As emissões que surgiram após os “Olhos de Boi” são conhecidas como “Inclinados”, devido ao fato de a impressão dos valores dos selos ser inclinada. Foram lançados em 1844 e, assim como os anteriores, traziam suas cifras na cor branca, com os valores dos portes sobre moldura em rendilhado preto. Foram emitidos nos valores de 10, 30, 60, 90, 180, 300 e 600 réis. Até 1866, enquanto a maioria dos países imprimia a efígie de soberanos ou heróis nacionais em seus selos, o Brasil apresentava somente numerais envoltos por arabescos, indicando o valor de cada um.
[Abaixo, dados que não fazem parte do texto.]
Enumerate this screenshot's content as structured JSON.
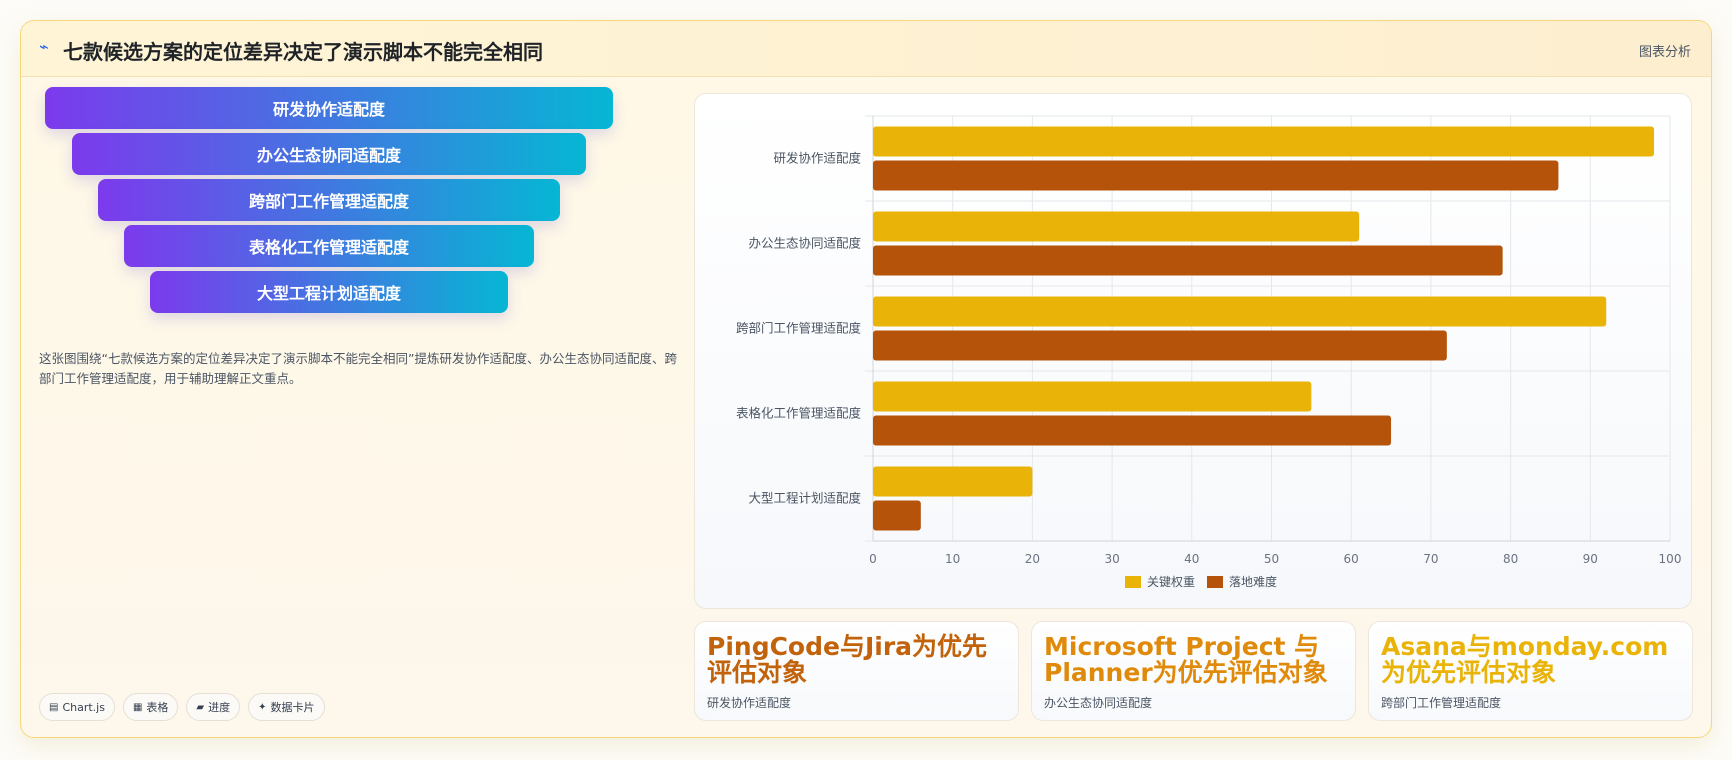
{
  "header": {
    "icon": "⌁",
    "title": "七款候选方案的定位差异决定了演示脚本不能完全相同",
    "tag": "图表分析"
  },
  "funnel": {
    "items": [
      "研发协作适配度",
      "办公生态协同适配度",
      "跨部门工作管理适配度",
      "表格化工作管理适配度",
      "大型工程计划适配度"
    ]
  },
  "description": "这张图围绕“七款候选方案的定位差异决定了演示脚本不能完全相同”提炼研发协作适配度、办公生态协同适配度、跨部门工作管理适配度，用于辅助理解正文重点。",
  "chips": [
    {
      "icon": "▤",
      "label": "Chart.js"
    },
    {
      "icon": "▦",
      "label": "表格"
    },
    {
      "icon": "▰",
      "label": "进度"
    },
    {
      "icon": "✦",
      "label": "数据卡片"
    }
  ],
  "chart_data": {
    "type": "bar",
    "orientation": "horizontal",
    "categories": [
      "研发协作适配度",
      "办公生态协同适配度",
      "跨部门工作管理适配度",
      "表格化工作管理适配度",
      "大型工程计划适配度"
    ],
    "series": [
      {
        "name": "关键权重",
        "color": "#eab308",
        "values": [
          98,
          61,
          92,
          55,
          20
        ]
      },
      {
        "name": "落地难度",
        "color": "#b45309",
        "values": [
          86,
          79,
          72,
          65,
          6
        ]
      }
    ],
    "xlim": [
      0,
      100
    ],
    "xticks": [
      0,
      10,
      20,
      30,
      40,
      50,
      60,
      70,
      80,
      90,
      100
    ],
    "grid": true,
    "legend": "bottom"
  },
  "stats": [
    {
      "value": "PingCode与Jira为优先评估对象",
      "label": "研发协作适配度",
      "color": "#c2620a"
    },
    {
      "value": "Microsoft Project 与 Planner为优先评估对象",
      "label": "办公生态协同适配度",
      "color": "#e08a0b"
    },
    {
      "value": "Asana与monday.com为优先评估对象",
      "label": "跨部门工作管理适配度",
      "color": "#eab308"
    }
  ]
}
Quanto às moedas, foram cunhadas em ouro, prata e bronze. Nas de ouro, há dois tipos de emissão. Uma delas traz de um lado a efígie do imperador com feições jovens e fardamento militar; atrás está seu valor, 10 mil-réis. O outro tipo apresenta D. Pedro mais maduro e também fardado, e no reverso, o seu valor. As moedas de prata e bronze, de maior circulação, seguiram padrão diferenciado. Traziam o brasão do Império e a inscrição “Pedro II, por graça de Deus, Imperador Constitucional e Perpétuo Defensor do Brasil”. Do outro lado, havia seu valor e a inscrição “Com este sinal vencerás”.
Do início do Segundo Reinado (1840) até a década de 1860, os selos não continham imagens que apresentassem um novo modelo de Estado; não representavam uma ruptura com a concepção de nação que vigorara, pelo menos, até o Regresso Conservador –movimento que teve início em 1837, a partir da ascensão de Araújo Lima ao governo, marcado pela progressiva centralização do poder e pelo aumento da autoridade do Estado –, ainda no período regencial. O mesmo acontecia com as moedas, com exceção das de ouro, que pouco circulavam.
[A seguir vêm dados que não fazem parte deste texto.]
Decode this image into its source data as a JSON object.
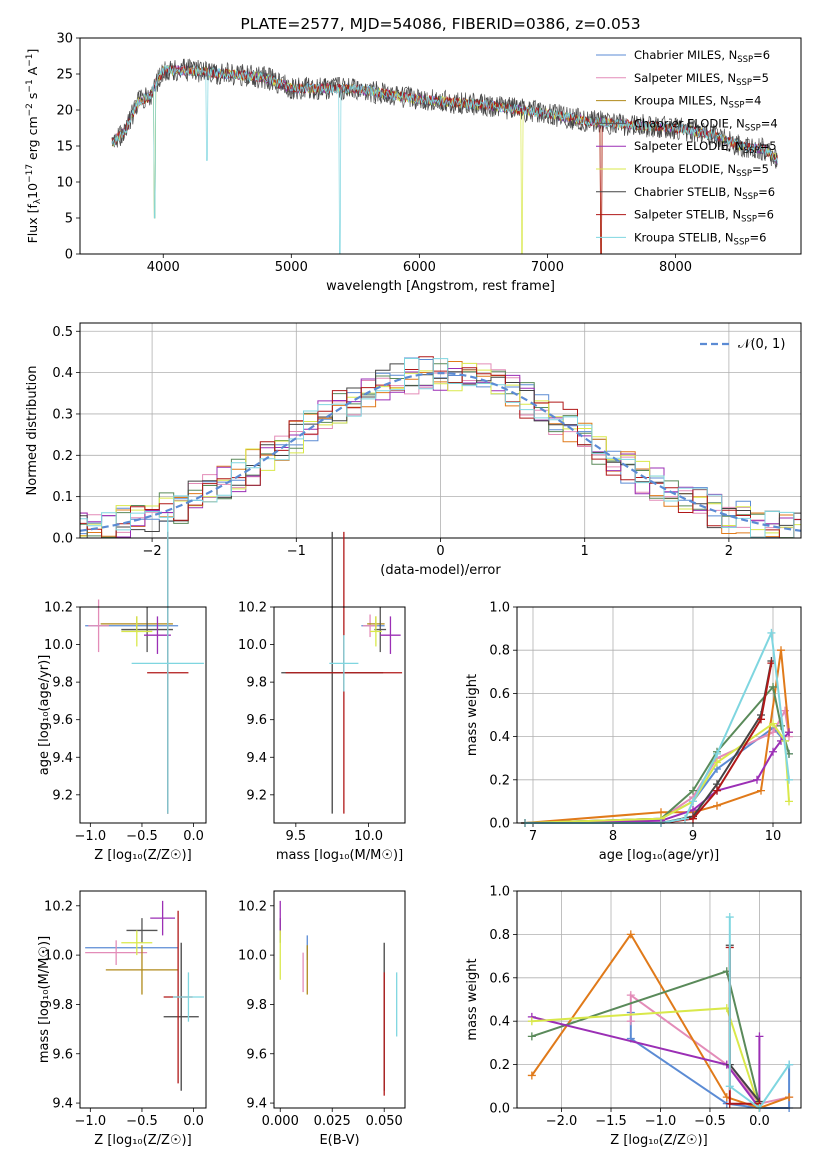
{
  "colors": {
    "chabrier_miles": "#5b8bd4",
    "salpeter_miles": "#e38cb8",
    "kroupa_miles": "#b08a1a",
    "chabrier_elodie": "#555555",
    "salpeter_elodie": "#9b2fb5",
    "kroupa_elodie": "#d9e84a",
    "chabrier_stelib": "#444444",
    "salpeter_stelib": "#b01818",
    "kroupa_stelib": "#7fd6e0",
    "orange": "#e07a1a",
    "green": "#5a8a5a",
    "gaussian": "#5b8bd4",
    "grid": "#b0b0b0"
  },
  "chart_data": [
    {
      "id": "spectrum",
      "type": "line",
      "title": "PLATE=2577, MJD=54086, FIBERID=0386, z=0.053",
      "xlabel": "wavelength [Angstrom, rest frame]",
      "ylabel_parts": [
        "Flux [f",
        "λ",
        "10",
        "−17",
        " erg cm",
        "−2",
        " s",
        "−1",
        " A",
        "−1",
        "]"
      ],
      "xlim": [
        3350,
        8980
      ],
      "ylim": [
        0,
        30
      ],
      "xticks": [
        4000,
        5000,
        6000,
        7000,
        8000
      ],
      "yticks": [
        0,
        5,
        10,
        15,
        20,
        25,
        30
      ],
      "grid": false,
      "legend_position": "top-right",
      "legend": [
        {
          "label": "Chabrier MILES, N",
          "sub": "SSP",
          "val": "=6",
          "color_key": "chabrier_miles"
        },
        {
          "label": "Salpeter MILES, N",
          "sub": "SSP",
          "val": "=5",
          "color_key": "salpeter_miles"
        },
        {
          "label": "Kroupa MILES, N",
          "sub": "SSP",
          "val": "=4",
          "color_key": "kroupa_miles"
        },
        {
          "label": "Chabrier ELODIE, N",
          "sub": "SSP",
          "val": "=4",
          "color_key": "chabrier_elodie"
        },
        {
          "label": "Salpeter ELODIE, N",
          "sub": "SSP",
          "val": "=5",
          "color_key": "salpeter_elodie"
        },
        {
          "label": "Kroupa ELODIE, N",
          "sub": "SSP",
          "val": "=5",
          "color_key": "kroupa_elodie"
        },
        {
          "label": "Chabrier STELIB, N",
          "sub": "SSP",
          "val": "=6",
          "color_key": "chabrier_stelib"
        },
        {
          "label": "Salpeter STELIB, N",
          "sub": "SSP",
          "val": "=6",
          "color_key": "salpeter_stelib"
        },
        {
          "label": "Kroupa STELIB, N",
          "sub": "SSP",
          "val": "=6",
          "color_key": "kroupa_stelib"
        }
      ],
      "continuum": [
        [
          3600,
          15.5
        ],
        [
          3700,
          17
        ],
        [
          3800,
          21
        ],
        [
          3900,
          22
        ],
        [
          3950,
          24
        ],
        [
          4000,
          25.5
        ],
        [
          4200,
          25.5
        ],
        [
          4500,
          25
        ],
        [
          4800,
          24.5
        ],
        [
          5000,
          23
        ],
        [
          5300,
          23
        ],
        [
          5500,
          23
        ],
        [
          5800,
          22
        ],
        [
          6000,
          21.5
        ],
        [
          6300,
          21
        ],
        [
          6600,
          20.5
        ],
        [
          7000,
          19.5
        ],
        [
          7300,
          18.5
        ],
        [
          7600,
          18
        ],
        [
          8000,
          17.5
        ],
        [
          8300,
          16.5
        ],
        [
          8500,
          15
        ],
        [
          8700,
          14.5
        ],
        [
          8800,
          13
        ]
      ],
      "dips": [
        [
          3934,
          5
        ],
        [
          4340,
          13
        ],
        [
          5380,
          0
        ],
        [
          6800,
          0
        ],
        [
          7420,
          0
        ]
      ]
    },
    {
      "id": "residuals",
      "type": "histogram",
      "xlabel": "(data-model)/error",
      "ylabel": "Normed distribution",
      "xlim": [
        -2.5,
        2.5
      ],
      "ylim": [
        0,
        0.52
      ],
      "xticks": [
        -2,
        -1,
        0,
        1,
        2
      ],
      "xtick_labels": [
        "−2",
        "−1",
        "0",
        "1",
        "2"
      ],
      "yticks": [
        0.0,
        0.1,
        0.2,
        0.3,
        0.4,
        0.5
      ],
      "ytick_labels": [
        "0.0",
        "0.1",
        "0.2",
        "0.3",
        "0.4",
        "0.5"
      ],
      "grid": true,
      "legend_label": "𝒩(0, 1)",
      "bin_width": 0.1
    },
    {
      "id": "age_vs_z",
      "type": "errorbar",
      "xlabel": "Z [log₁₀(Z/Z☉)]",
      "ylabel": "age  [log₁₀(age/yr)]",
      "xlim": [
        -1.1,
        0.12
      ],
      "ylim": [
        9.05,
        10.2
      ],
      "xticks": [
        -1.0,
        -0.5,
        0.0
      ],
      "xtick_labels": [
        "−1.0",
        "−0.5",
        "0.0"
      ],
      "yticks": [
        9.2,
        9.4,
        9.6,
        9.8,
        10.0,
        10.2
      ],
      "ytick_labels": [
        "9.2",
        "9.4",
        "9.6",
        "9.8",
        "10.0",
        "10.2"
      ],
      "points": [
        {
          "c": "chabrier_miles",
          "x": -0.6,
          "y": 10.1,
          "xe": 0.45,
          "ye": 0.0
        },
        {
          "c": "salpeter_miles",
          "x": -0.92,
          "y": 10.1,
          "xe": 0.1,
          "ye": 0.14
        },
        {
          "c": "kroupa_miles",
          "x": -0.55,
          "y": 10.11,
          "xe": 0.35,
          "ye": 0.04
        },
        {
          "c": "chabrier_elodie",
          "x": -0.45,
          "y": 10.08,
          "xe": 0.25,
          "ye": 0.12
        },
        {
          "c": "salpeter_elodie",
          "x": -0.35,
          "y": 10.05,
          "xe": 0.13,
          "ye": 0.1
        },
        {
          "c": "kroupa_elodie",
          "x": -0.55,
          "y": 10.07,
          "xe": 0.15,
          "ye": 0.08
        },
        {
          "c": "chabrier_stelib",
          "x": -0.25,
          "y": 9.85,
          "xe": 0.0,
          "ye": 0.75
        },
        {
          "c": "salpeter_stelib",
          "x": -0.25,
          "y": 9.85,
          "xe": 0.2,
          "ye": 0.75
        },
        {
          "c": "kroupa_stelib",
          "x": -0.25,
          "y": 9.9,
          "xe": 0.35,
          "ye": 0.8
        }
      ]
    },
    {
      "id": "age_vs_mass",
      "type": "errorbar",
      "xlabel": "mass [log₁₀(M/M☉)]",
      "ylabel": "",
      "xlim": [
        9.35,
        10.25
      ],
      "ylim": [
        9.05,
        10.2
      ],
      "xticks": [
        9.5,
        10.0
      ],
      "xtick_labels": [
        "9.5",
        "10.0"
      ],
      "yticks": [
        9.2,
        9.4,
        9.6,
        9.8,
        10.0,
        10.2
      ],
      "ytick_labels": [
        "9.2",
        "9.4",
        "9.6",
        "9.8",
        "10.0",
        "10.2"
      ],
      "points": [
        {
          "c": "chabrier_miles",
          "x": 10.03,
          "y": 10.1,
          "xe": 0.08,
          "ye": 0.0
        },
        {
          "c": "salpeter_miles",
          "x": 10.01,
          "y": 10.1,
          "xe": 0.05,
          "ye": 0.06
        },
        {
          "c": "kroupa_miles",
          "x": 10.05,
          "y": 10.11,
          "xe": 0.06,
          "ye": 0.04
        },
        {
          "c": "chabrier_elodie",
          "x": 10.08,
          "y": 10.08,
          "xe": 0.04,
          "ye": 0.12
        },
        {
          "c": "salpeter_elodie",
          "x": 10.15,
          "y": 10.05,
          "xe": 0.07,
          "ye": 0.1
        },
        {
          "c": "kroupa_elodie",
          "x": 10.05,
          "y": 10.07,
          "xe": 0.04,
          "ye": 0.08
        },
        {
          "c": "chabrier_stelib",
          "x": 9.75,
          "y": 9.85,
          "xe": 0.35,
          "ye": 0.75
        },
        {
          "c": "salpeter_stelib",
          "x": 9.83,
          "y": 9.85,
          "xe": 0.4,
          "ye": 0.75
        },
        {
          "c": "kroupa_stelib",
          "x": 9.83,
          "y": 9.9,
          "xe": 0.1,
          "ye": 0.15
        }
      ]
    },
    {
      "id": "weight_vs_age",
      "type": "line",
      "xlabel": "age  [log₁₀(age/yr)]",
      "ylabel": "mass weight",
      "xlim": [
        6.8,
        10.35
      ],
      "ylim": [
        0,
        1
      ],
      "xticks": [
        7,
        8,
        9,
        10
      ],
      "xtick_labels": [
        "7",
        "8",
        "9",
        "10"
      ],
      "yticks": [
        0.0,
        0.2,
        0.4,
        0.6,
        0.8,
        1.0
      ],
      "ytick_labels": [
        "0.0",
        "0.2",
        "0.4",
        "0.6",
        "0.8",
        "1.0"
      ],
      "grid": true,
      "series": [
        {
          "c": "chabrier_miles",
          "x": [
            6.9,
            8.6,
            9.0,
            9.3,
            10.0,
            10.15,
            10.2
          ],
          "y": [
            0.0,
            0.02,
            0.1,
            0.25,
            0.44,
            0.38,
            0.32
          ]
        },
        {
          "c": "salpeter_miles",
          "x": [
            6.9,
            8.6,
            9.0,
            9.3,
            10.0,
            10.15,
            10.2
          ],
          "y": [
            0.0,
            0.02,
            0.12,
            0.3,
            0.42,
            0.52,
            0.4
          ]
        },
        {
          "c": "orange",
          "x": [
            6.9,
            8.6,
            9.0,
            9.3,
            9.85,
            10.1,
            10.2
          ],
          "y": [
            0.0,
            0.05,
            0.05,
            0.08,
            0.15,
            0.8,
            0.42
          ]
        },
        {
          "c": "green",
          "x": [
            6.9,
            8.6,
            9.0,
            9.3,
            10.0,
            10.1,
            10.2
          ],
          "y": [
            0.0,
            0.02,
            0.15,
            0.33,
            0.63,
            0.45,
            0.32
          ]
        },
        {
          "c": "salpeter_elodie",
          "x": [
            6.9,
            8.6,
            9.0,
            9.3,
            9.8,
            10.0,
            10.1,
            10.2
          ],
          "y": [
            0.0,
            0.01,
            0.06,
            0.15,
            0.2,
            0.33,
            0.38,
            0.42
          ]
        },
        {
          "c": "kroupa_elodie",
          "x": [
            6.9,
            8.6,
            9.0,
            9.3,
            10.0,
            10.15,
            10.2
          ],
          "y": [
            0.0,
            0.02,
            0.1,
            0.28,
            0.46,
            0.38,
            0.1
          ]
        },
        {
          "c": "chabrier_stelib",
          "x": [
            6.9,
            8.6,
            9.0,
            9.3,
            9.85,
            9.98
          ],
          "y": [
            0.0,
            0.0,
            0.03,
            0.18,
            0.5,
            0.75
          ]
        },
        {
          "c": "salpeter_stelib",
          "x": [
            6.9,
            8.6,
            9.0,
            9.3,
            9.85,
            9.98
          ],
          "y": [
            0.0,
            0.0,
            0.02,
            0.15,
            0.48,
            0.74
          ]
        },
        {
          "c": "kroupa_stelib",
          "x": [
            6.9,
            8.6,
            8.9,
            9.0,
            9.3,
            9.98,
            10.2
          ],
          "y": [
            0.0,
            0.0,
            0.02,
            0.1,
            0.32,
            0.88,
            0.2
          ]
        }
      ]
    },
    {
      "id": "mass_vs_z",
      "type": "errorbar",
      "xlabel": "Z [log₁₀(Z/Z☉)]",
      "ylabel": "mass [log₁₀(M/M☉)]",
      "xlim": [
        -1.1,
        0.12
      ],
      "ylim": [
        9.38,
        10.26
      ],
      "xticks": [
        -1.0,
        -0.5,
        0.0
      ],
      "xtick_labels": [
        "−1.0",
        "−0.5",
        "0.0"
      ],
      "yticks": [
        9.4,
        9.6,
        9.8,
        10.0,
        10.2
      ],
      "ytick_labels": [
        "9.4",
        "9.6",
        "9.8",
        "10.0",
        "10.2"
      ],
      "points": [
        {
          "c": "chabrier_miles",
          "x": -0.6,
          "y": 10.03,
          "xe": 0.45,
          "ye": 0.0
        },
        {
          "c": "salpeter_miles",
          "x": -0.75,
          "y": 10.01,
          "xe": 0.3,
          "ye": 0.05
        },
        {
          "c": "kroupa_miles",
          "x": -0.5,
          "y": 9.94,
          "xe": 0.35,
          "ye": 0.1
        },
        {
          "c": "chabrier_elodie",
          "x": -0.5,
          "y": 10.1,
          "xe": 0.15,
          "ye": 0.05
        },
        {
          "c": "salpeter_elodie",
          "x": -0.3,
          "y": 10.15,
          "xe": 0.12,
          "ye": 0.07
        },
        {
          "c": "kroupa_elodie",
          "x": -0.55,
          "y": 10.05,
          "xe": 0.15,
          "ye": 0.05
        },
        {
          "c": "chabrier_stelib",
          "x": -0.12,
          "y": 9.75,
          "xe": 0.17,
          "ye": 0.3
        },
        {
          "c": "salpeter_stelib",
          "x": -0.15,
          "y": 9.83,
          "xe": 0.14,
          "ye": 0.35
        },
        {
          "c": "kroupa_stelib",
          "x": -0.05,
          "y": 9.83,
          "xe": 0.15,
          "ye": 0.1
        }
      ]
    },
    {
      "id": "mass_vs_ebv",
      "type": "errorbar",
      "xlabel": "E(B-V)",
      "ylabel": "",
      "xlim": [
        -0.003,
        0.06
      ],
      "ylim": [
        9.38,
        10.26
      ],
      "xticks": [
        0.0,
        0.025,
        0.05
      ],
      "xtick_labels": [
        "0.000",
        "0.025",
        "0.050"
      ],
      "yticks": [
        9.4,
        9.6,
        9.8,
        10.0,
        10.2
      ],
      "ytick_labels": [
        "9.4",
        "9.6",
        "9.8",
        "10.0",
        "10.2"
      ],
      "points": [
        {
          "c": "chabrier_miles",
          "x": 0.013,
          "y": 10.03,
          "xe": 0.0,
          "ye": 0.05
        },
        {
          "c": "salpeter_miles",
          "x": 0.011,
          "y": 9.93,
          "xe": 0.0,
          "ye": 0.08
        },
        {
          "c": "kroupa_miles",
          "x": 0.013,
          "y": 9.94,
          "xe": 0.0,
          "ye": 0.1
        },
        {
          "c": "chabrier_elodie",
          "x": 0.0,
          "y": 10.1,
          "xe": 0.0,
          "ye": 0.05
        },
        {
          "c": "salpeter_elodie",
          "x": 0.0,
          "y": 10.15,
          "xe": 0.0,
          "ye": 0.07
        },
        {
          "c": "kroupa_elodie",
          "x": 0.0,
          "y": 10.0,
          "xe": 0.0,
          "ye": 0.1
        },
        {
          "c": "chabrier_stelib",
          "x": 0.05,
          "y": 9.75,
          "xe": 0.0,
          "ye": 0.3
        },
        {
          "c": "salpeter_stelib",
          "x": 0.05,
          "y": 9.68,
          "xe": 0.0,
          "ye": 0.25
        },
        {
          "c": "kroupa_stelib",
          "x": 0.056,
          "y": 9.8,
          "xe": 0.0,
          "ye": 0.13
        }
      ]
    },
    {
      "id": "weight_vs_z",
      "type": "line",
      "xlabel": "Z [log₁₀(Z/Z☉)]",
      "ylabel": "mass weight",
      "xlim": [
        -2.45,
        0.42
      ],
      "ylim": [
        0,
        1
      ],
      "xticks": [
        -2.0,
        -1.5,
        -1.0,
        -0.5,
        0.0
      ],
      "xtick_labels": [
        "−2.0",
        "−1.5",
        "−1.0",
        "−0.5",
        "0.0"
      ],
      "yticks": [
        0.0,
        0.2,
        0.4,
        0.6,
        0.8,
        1.0
      ],
      "ytick_labels": [
        "0.0",
        "0.2",
        "0.4",
        "0.6",
        "0.8",
        "1.0"
      ],
      "grid": true,
      "series": [
        {
          "c": "chabrier_miles",
          "x": [
            -1.3,
            -1.3,
            -0.33,
            0.0,
            0.3,
            0.3
          ],
          "y": [
            0.44,
            0.32,
            0.02,
            0.0,
            0.0,
            0.2
          ]
        },
        {
          "c": "salpeter_miles",
          "x": [
            -1.3,
            -1.3,
            -0.33,
            0.0,
            0.3
          ],
          "y": [
            0.4,
            0.52,
            0.2,
            0.02,
            0.05
          ]
        },
        {
          "c": "orange",
          "x": [
            -2.3,
            -1.3,
            -0.33,
            0.0,
            0.3
          ],
          "y": [
            0.15,
            0.8,
            0.05,
            0.0,
            0.05
          ]
        },
        {
          "c": "green",
          "x": [
            -2.3,
            -0.33,
            0.0
          ],
          "y": [
            0.33,
            0.63,
            0.02
          ]
        },
        {
          "c": "salpeter_elodie",
          "x": [
            -2.3,
            -0.33,
            0.0,
            0.0
          ],
          "y": [
            0.42,
            0.2,
            0.0,
            0.33
          ]
        },
        {
          "c": "kroupa_elodie",
          "x": [
            -2.3,
            -0.33,
            0.0
          ],
          "y": [
            0.4,
            0.46,
            0.0
          ]
        },
        {
          "c": "chabrier_stelib",
          "x": [
            -0.3,
            -0.3,
            0.0
          ],
          "y": [
            0.75,
            0.2,
            0.03
          ]
        },
        {
          "c": "salpeter_stelib",
          "x": [
            -0.3,
            -0.3,
            0.0
          ],
          "y": [
            0.74,
            0.02,
            0.02
          ]
        },
        {
          "c": "kroupa_stelib",
          "x": [
            -0.3,
            -0.3,
            0.0,
            0.3
          ],
          "y": [
            0.88,
            0.1,
            0.0,
            0.2
          ]
        }
      ]
    }
  ]
}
A partir dos anos 1850, foi possível perceber uma mudança gradativa. Esse processo reflete a consolidação e o amadurecimento do poder estatal e do imperador. Agora, mais que em fases anteriores, a figura do monarca se torna seu principal símbolo, assim como seus discursos, pautados na centralização do poder e na manutenção da ordem social.
No livro As barbas do Imperador: D. Pedro II, um monarca nos trópicos, Lília Moritz Schwarcz destaca que, nesse período, manteve-se a preocupação de difundir a imagem do imperador, que deveria ser maciçamente veiculada. O retrato de D. Pedro II passou a representar, no plano simbólico, um Estado com poder consolidado – daí em diante, deveria reinar soberano, acima dos interesses partidários e das discussões políticas. Expressava as transformações pelas quais o Brasil estava passando: o progresso e a civilização, expressos nas ferrovias, nos telégrafos e no crescimento das atividades bancárias e financeiras.
A partir da década de 1860, a figura de D. Pedro II começou a ser inserida nos selos, passando então a circular por todo o Império e pelos países com os quais o Brasil tinha acordos postais – França, Inglaterra e Bélgica, entre outros. Nessa ocasião, o imperador já havia conquistado um considerável capital político, fazendo com que sua imagem fosse capaz de representar o Estado Imperial e neutralizar as pressões que eram feitas contra ele: críticas ao seu excessivo poder e à baixa representatividade do sistema político.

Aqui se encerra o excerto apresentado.